Strengths: This paper is well written and well organized. The motivation is clear and the application of this paper is wide in the real-world. The idea of introducing clustering for skew distributions is technically sound. The results are sufficient and well presented. The results outperform the state-of-the-art significantly.
Weaknesses: 1. Section 3.1 mainly summarizes the technical details described in . The main contribution is in Section 3.2. The authors are suggested reorganizing these Sections to highlight the contribution. The readers may also better understand the main contribution. 2. In "Decorrelated clustering heads", the authors generate two augmented examples. I don't understand why doubling the examples only increasing the cost of the algorithm by only a small amount. 3. In Table 2, the authors compared SeLa. What's the baseline of SeLA using visual and audio features?
Correctness: The method is technically sound.
Clarity: This paper is very well written.
Relation to Prior Work: The references and discussions are sufficient.
Additional Feedback: Final rating ================= I am satisfied with the authors' feedback. I would keep my rating unchanged.

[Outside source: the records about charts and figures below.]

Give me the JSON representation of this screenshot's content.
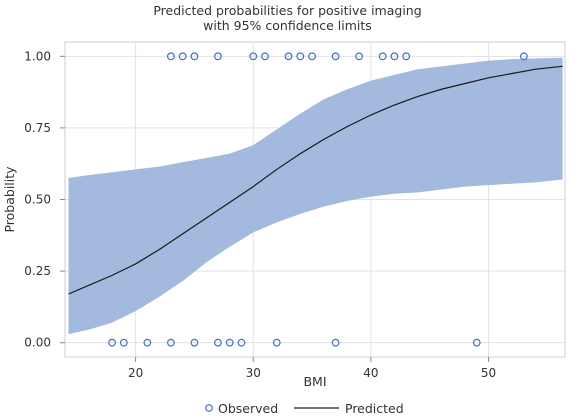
{
  "chart_data": {
    "type": "line",
    "title_line1": "Predicted probabilities for positive imaging",
    "title_line2": "with 95% confidence limits",
    "xlabel": "BMI",
    "ylabel": "Probability",
    "xlim": [
      14,
      56.5
    ],
    "ylim": [
      -0.05,
      1.05
    ],
    "x_ticks": [
      20,
      30,
      40,
      50
    ],
    "x_tick_labels": [
      "20",
      "30",
      "40",
      "50"
    ],
    "y_ticks": [
      0,
      0.25,
      0.5,
      0.75,
      1
    ],
    "y_tick_labels": [
      "0.00",
      "0.25",
      "0.50",
      "0.75",
      "1.00"
    ],
    "grid": true,
    "legend_placement": "bottom",
    "colors": {
      "band": "#a3b9de",
      "line": "#1a1a1a",
      "marker": "#4472c4",
      "grid": "#e3e3e3",
      "frame": "#cfcfcf"
    },
    "series": [
      {
        "name": "Observed",
        "kind": "scatter",
        "points": [
          [
            23,
            1
          ],
          [
            24,
            1
          ],
          [
            25,
            1
          ],
          [
            27,
            1
          ],
          [
            30,
            1
          ],
          [
            31,
            1
          ],
          [
            33,
            1
          ],
          [
            34,
            1
          ],
          [
            35,
            1
          ],
          [
            37,
            1
          ],
          [
            39,
            1
          ],
          [
            41,
            1
          ],
          [
            42,
            1
          ],
          [
            43,
            1
          ],
          [
            53,
            1
          ],
          [
            18,
            0
          ],
          [
            19,
            0
          ],
          [
            21,
            0
          ],
          [
            23,
            0
          ],
          [
            25,
            0
          ],
          [
            27,
            0
          ],
          [
            28,
            0
          ],
          [
            29,
            0
          ],
          [
            32,
            0
          ],
          [
            37,
            0
          ],
          [
            49,
            0
          ]
        ]
      },
      {
        "name": "Predicted",
        "kind": "line",
        "x": [
          14.3,
          16,
          18,
          20,
          22,
          24,
          26,
          28,
          30,
          32,
          34,
          36,
          38,
          40,
          42,
          44,
          46,
          48,
          50,
          52,
          54,
          56.3
        ],
        "y": [
          0.17,
          0.2,
          0.235,
          0.275,
          0.325,
          0.38,
          0.435,
          0.49,
          0.545,
          0.605,
          0.66,
          0.71,
          0.755,
          0.795,
          0.83,
          0.86,
          0.885,
          0.905,
          0.925,
          0.94,
          0.955,
          0.965
        ],
        "lower": [
          0.03,
          0.045,
          0.07,
          0.11,
          0.16,
          0.215,
          0.28,
          0.335,
          0.385,
          0.42,
          0.45,
          0.475,
          0.495,
          0.51,
          0.52,
          0.525,
          0.535,
          0.545,
          0.55,
          0.555,
          0.56,
          0.57
        ],
        "upper": [
          0.575,
          0.585,
          0.595,
          0.605,
          0.615,
          0.63,
          0.645,
          0.66,
          0.69,
          0.745,
          0.8,
          0.85,
          0.885,
          0.915,
          0.935,
          0.955,
          0.965,
          0.975,
          0.985,
          0.99,
          0.993,
          0.995
        ]
      }
    ]
  }
}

Summary and Contributions: This paper presents a way to learn from unlabeled videos by using clustering across multiple modalities. The biggest contribution is in the formulation of a clustering method that takes multiple modalities to a single cluster label.
Strengths: The paper is well written, understandable, and makes a nice contribution. The experiments are thorough and show the benefit of the approach.

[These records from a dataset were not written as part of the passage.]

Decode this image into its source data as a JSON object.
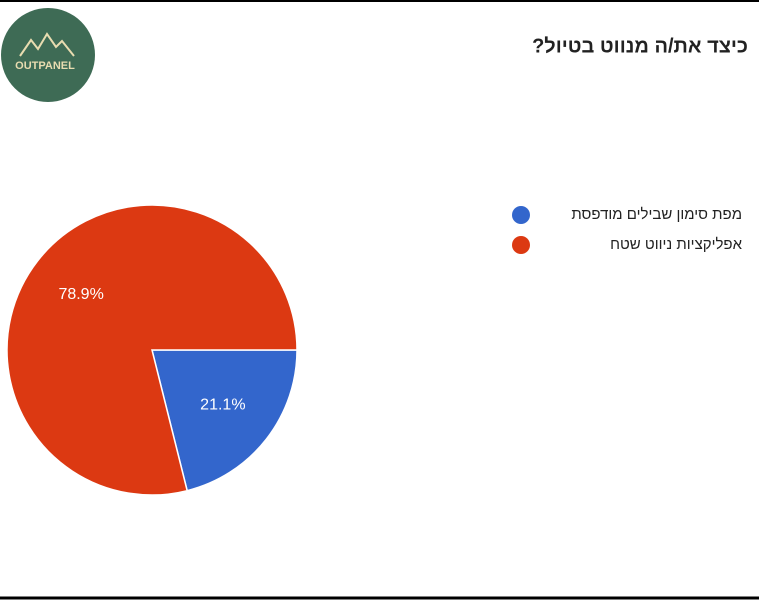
{
  "logo": "OUTPANEL",
  "chart_data": {
    "type": "pie",
    "title": "כיצד את/ה מנווט בטיול?",
    "categories": [
      "מפת סימון שבילים מודפסת",
      "אפליקציות ניווט שטח"
    ],
    "values": [
      21.1,
      78.9
    ],
    "value_labels": [
      "21.1%",
      "78.9%"
    ],
    "colors": [
      "#3366cc",
      "#dc3912"
    ],
    "legend": "right"
  }
}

Weaknesses: - The claim "In this paper, we are thus interested in developing methods to cluster video datasets without manual supervision, substantially reducing the cost of labelling video data." is a bit misleading, given that the method is evaluated on existing datasets by ignoring the labels. Due to this, the method is trained on some human annotated data as the videos in these datasets (e.g., Kinetics) have had significant annotation in the selection of the temporal intervals and contents of the videos. They already belong to a set of actions. Instead, to support this claim, unlabeled and unannotated videos should be used. As the additional cost of labeling an action is quite small compared to the temporal selection of an action in a clip. - Some of the ideas seem quite similar to those introduced in Evolving Losses for Unsupervised Video Representation Learning . It would be good to better clarify the conceptual differences between these works. Specifically, "As part of this, we wish to account for the fact that semantic classes are not all equally probable, and tend instead to follow a Zipf distribution [1, 39]. We then evaluate the quality of the discovered labels by matching them to the ones provided by human annotators, using datasets where ground-truth labels are known" seems very similar to the ideas presented in . - It would also be good to compare against  in Table A.5
Relation to Prior Work: Mostly, see weaknesses.

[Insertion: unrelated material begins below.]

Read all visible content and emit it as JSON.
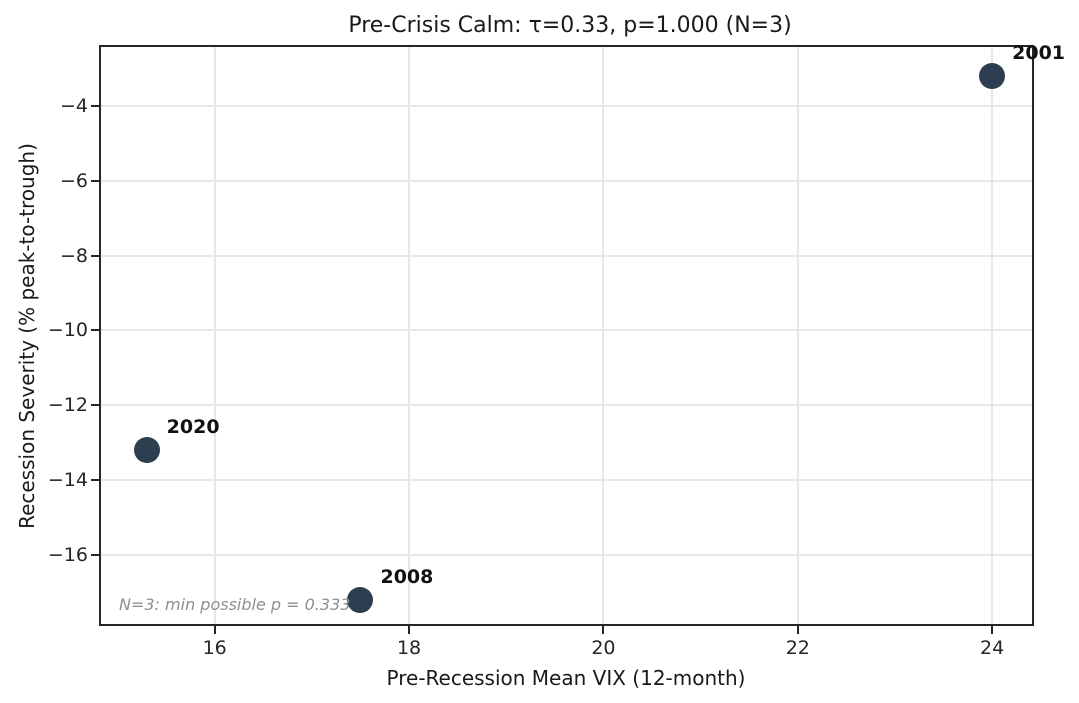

Additional Feedback: For the broader impacts section, specifically "Few-label harmful content detection" I think it would be good to discuss potential biases in the few label setting. For example, if the few-label finetuning data only contains 1 race, will the method accurately work on other races or not? Overall, the broader impacts sections seems to only focus on the positive side of the paper and not really discuss any possible negative impacts which were asked for. The main negative discussed is essentially blaming the user, "Perhaps the most direct risk is that a user of the algorithm might overestimate its capabilities." which doesn't seem to fit the goal of the broader impacts section in discussing implications of the work. Overall, the paper is quite good and interesting. I would like to see the comments and concerns addresses to further strengthen the paper.